El Decreto 1004/2014, que había dado origen al Instituto durante la gestión de Kirchner, establecía que su objetivo era integrar al sector público y privado en la planificación del transporte, fomentar la investigación en el área y colaborar con el Ministerio del Interior y Transporte en la elaboración de programas de mejora.

No obstante, el Gobierno actual afirmó que con el tiempo el Instituto comenzó a superponerse con otras áreas de la administración, como la Secretaría de Transporte y la Agencia Nacional de Seguridad Vial, que ya lideraban la planificación y ejecución de políticas relacionadas con el transporte.

En abril de 2024, el Instituto había sido transferido al ámbito de la Secretaría de Transporte bajo el Ministerio de Economía, por medio del Decreto 318/2024. Sin embargo, una evaluación posterior concluyó que muchas de sus funciones eran redundantes, lo que llevó a la decisión final de su disolución.

El Gobierno argumentó que esta medida responde a la necesidad de “optimizar los recursos públicos” y que las funciones del Instituto podían ser absorbidas por otras dependencias.
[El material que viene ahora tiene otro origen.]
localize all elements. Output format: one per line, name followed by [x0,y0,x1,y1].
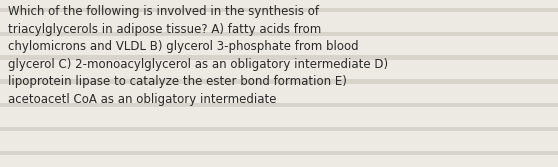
Text: Which of the following is involved in the synthesis of
triacylglycerols in adipo: Which of the following is involved in th… [8,5,388,106]
Bar [0,55,558,60]
Bar [0,127,558,131]
Bar [0,103,558,107]
Bar [0,151,558,155]
Bar [0,79,558,84]
Bar [0,32,558,36]
Bar [0,8,558,12]
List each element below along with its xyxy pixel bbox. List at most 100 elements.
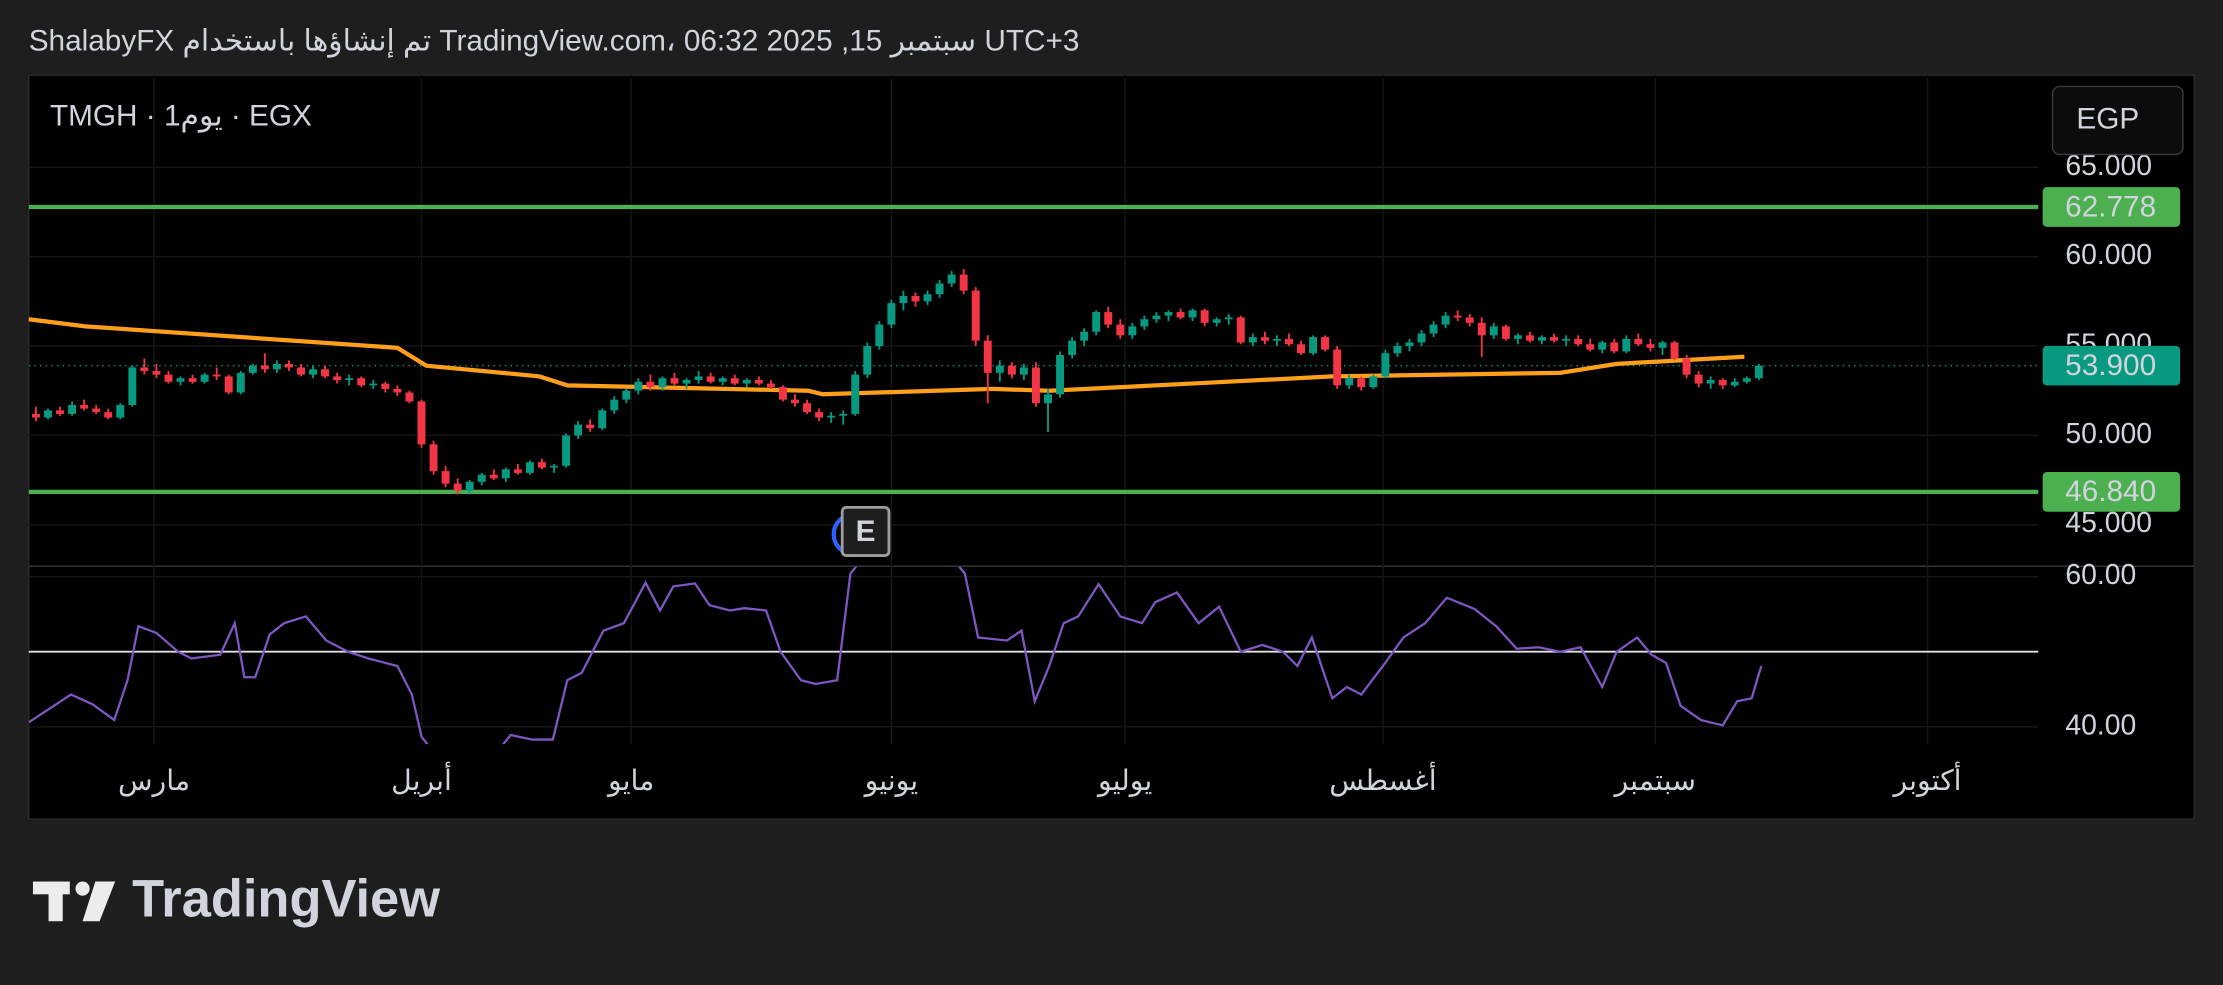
candle-body — [140, 367, 149, 372]
candle-body — [1176, 312, 1185, 318]
candle-body — [1525, 335, 1534, 341]
candle-body — [248, 365, 257, 373]
candle-body — [1670, 342, 1679, 359]
candle-body — [622, 390, 631, 400]
candle-body — [1381, 353, 1390, 377]
candle-body — [899, 295, 908, 304]
x-tick-label: يوليو — [1096, 765, 1152, 797]
candle-body — [754, 379, 763, 384]
sma-line — [28, 317, 1745, 397]
candle-body — [1321, 337, 1330, 350]
logo-part — [75, 881, 90, 896]
candle-body — [321, 369, 330, 377]
candle-body — [381, 383, 390, 389]
candle-body — [682, 379, 691, 384]
candle-body — [453, 483, 462, 491]
candle-body — [477, 474, 486, 482]
candle-body — [333, 376, 342, 380]
x-tick-label: يونيو — [863, 765, 919, 797]
candle-body — [694, 376, 703, 380]
candle-body — [525, 462, 534, 473]
rsi-line — [28, 566, 1763, 745]
candle-body — [1333, 349, 1342, 386]
candle-body — [1007, 365, 1016, 375]
candle-body — [1465, 317, 1474, 323]
candle-body — [1730, 381, 1739, 386]
logo-icon — [32, 881, 116, 922]
currency-button[interactable] — [2051, 85, 2184, 156]
candle-body — [152, 371, 161, 375]
candle-body — [550, 465, 558, 468]
candle-body — [1742, 378, 1751, 382]
candle-body — [1044, 394, 1052, 404]
candle-body — [1658, 342, 1667, 348]
price-box-label: 53.900 — [2065, 349, 2156, 382]
candle-body — [658, 378, 667, 388]
candle-body — [1068, 340, 1077, 355]
candle-body — [730, 378, 739, 384]
candle-body — [1080, 331, 1089, 341]
candle-body — [1297, 344, 1305, 354]
candle-body — [128, 367, 137, 406]
candle-body — [224, 376, 233, 393]
candle-body — [983, 340, 992, 373]
rsi-tick-label: 40.00 — [2065, 709, 2136, 741]
candle-body — [164, 374, 173, 382]
candle-body — [1622, 338, 1631, 352]
candle-body — [827, 415, 836, 418]
price-box — [2042, 187, 2181, 227]
candle-body — [1188, 310, 1197, 318]
candle-body — [1718, 379, 1727, 386]
chart-panel — [28, 74, 2195, 820]
candle-body — [1152, 315, 1161, 320]
candle-body — [1200, 310, 1209, 323]
candle-body — [875, 324, 884, 347]
candle-body — [1694, 374, 1703, 384]
candle-body — [706, 376, 715, 382]
currency-label[interactable]: EGP — [2076, 102, 2139, 135]
y-tick-label: 45.000 — [2065, 507, 2152, 539]
candle-body — [393, 388, 402, 393]
price-box-label: 62.778 — [2065, 190, 2156, 223]
candle-body — [501, 469, 510, 479]
candle-body — [92, 408, 101, 413]
candle-body — [116, 405, 125, 418]
candle-body — [766, 383, 775, 388]
candle-body — [839, 413, 848, 416]
candle-body — [513, 469, 522, 473]
candle-body — [791, 399, 799, 404]
candle-body — [260, 365, 269, 370]
candle-body — [465, 481, 474, 491]
candle-body — [1513, 335, 1522, 339]
candle-body — [634, 381, 643, 391]
candle-body — [1236, 317, 1245, 343]
candle-body — [1393, 346, 1402, 354]
candle-body — [345, 378, 354, 380]
candle-body — [44, 410, 52, 418]
candle-body — [1562, 338, 1571, 341]
candle-body — [1031, 367, 1040, 404]
candle-body — [369, 383, 378, 386]
candle-body — [803, 403, 812, 413]
candle-body — [297, 367, 305, 375]
candle-body — [1128, 326, 1137, 336]
candle-body — [646, 381, 655, 388]
candle-body — [405, 392, 414, 402]
price-box-label: 46.840 — [2065, 475, 2156, 508]
candle-body — [188, 378, 197, 382]
candle-body — [1357, 378, 1366, 388]
candle-body — [1405, 342, 1414, 347]
candle-body — [778, 387, 787, 400]
candle-body — [236, 372, 245, 393]
candle-body — [1212, 319, 1221, 323]
logo-part — [48, 881, 63, 922]
candle-body — [1417, 333, 1426, 343]
candle-body — [1164, 312, 1173, 316]
candle-body — [1550, 337, 1559, 341]
candle-body — [598, 410, 607, 429]
candle-body — [1260, 337, 1269, 341]
candle-body — [1248, 337, 1257, 343]
candle-body — [1285, 338, 1293, 345]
El decreto enfatiza la importancia de destinar los recursos a “áreas prioritarias y a quienes más lo necesitan”, en línea con la estrategia de la actual administración para equilibrar las cuentas públicas y mejorar la transparencia del gasto.

Con la disolución del Instituto, todos sus recursos materiales y financieros serán transferidos a la Secretaría de Transporte, que asumirá las funciones que antes desempeñaba la entidad ahora cerrada. Así, el Decreto 1004/2014 de Cristina Kirchner, que había creado el organismo, queda derogado.

Esta decisión se inscribe en un proceso más amplio de reforma del Estado que busca no solo reducir costos, sino también mejorar la coordinación entre distintas áreas gubernamentales y maximizar la eficiencia en el uso de los recursos.